For much of the offseason, it was assumed that, at some point before the start of the regular season, the Pittsburgh Steelers would award a couple of young players with lucrative contract extensions, as they did last summer with key pieces of their offensive line and one particularly maligned cornerback.
More recently, we’ve heard from the local beat writers that that may not be the case after all, and that perhaps only defensive end Cameron Heyward, who is currently playing under his rookie contract’s team fifth-year option with a high-dollar value, will see a contract extension amongst those who are due for one.
Should that be the case, it will certainly create an interesting spring next year with several key starters set to become free agents, including two starters along the offensive line as well as their most veteran defensive back, not to mention their starting nose tackle.
Certainly at least a couple of these players will not be given new contracts. It was never assumed that all of them would be extended prior to the start of the 2014 season. The fact of the matter is that, while the Steelers may have some cap space available to them, their actual dollar value spending is already essentially at a limit that they like to preserve.

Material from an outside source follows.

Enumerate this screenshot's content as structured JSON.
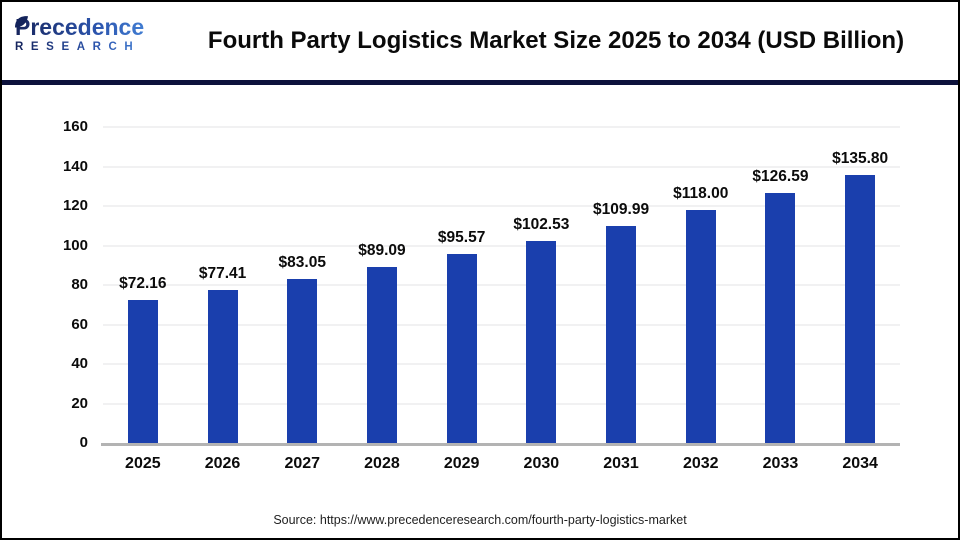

Still, it’s widely presumed that a deal will get done with Heyward over the course of the next couple of months, and there is no good reason for it not to, given that it should actually lower his cap hit slightly for this season. The fact that the market for his position and talent level is beginning to take shape with recent deals getting done is also proper motivation to see it happen.
A player of Heyward’s character and leadership, especially on a unit as desperate for a star such as he can be, is also essential to keep around, at virtually any reasonable price tag, given what he has produced over the course of the past two seasons. He is the nucleus around which the rest of this transitional defense is being assembled.
That can’t be said for the other starters heading into their final years, where the Steelers are facing a more nuanced situation in which they must balance how much they want to keep a player, how much they can still grow, how much they are willing to commit to that player financially, and, of course, what other options they have to fill the void.
If any of these players are likely to get a deal, it would have to be left tackle Kelvin Beachum, who is most likely to be able to raise his stock. If the Steelers are hesitant to pay him market value due to his size, and he continues to improve this season, they could be forced to commit major dollars to him or risk losing to him next year.
The other candidates in addition to Beachum, which I will touch on in the coming days, are left guard Ramon Foster, nose tackle Steve McLendon, and cornerback William Gay. What the team may be risking by waiting on their deals, and what alternatives they may have in place, will be weighed against the value of getting something done now.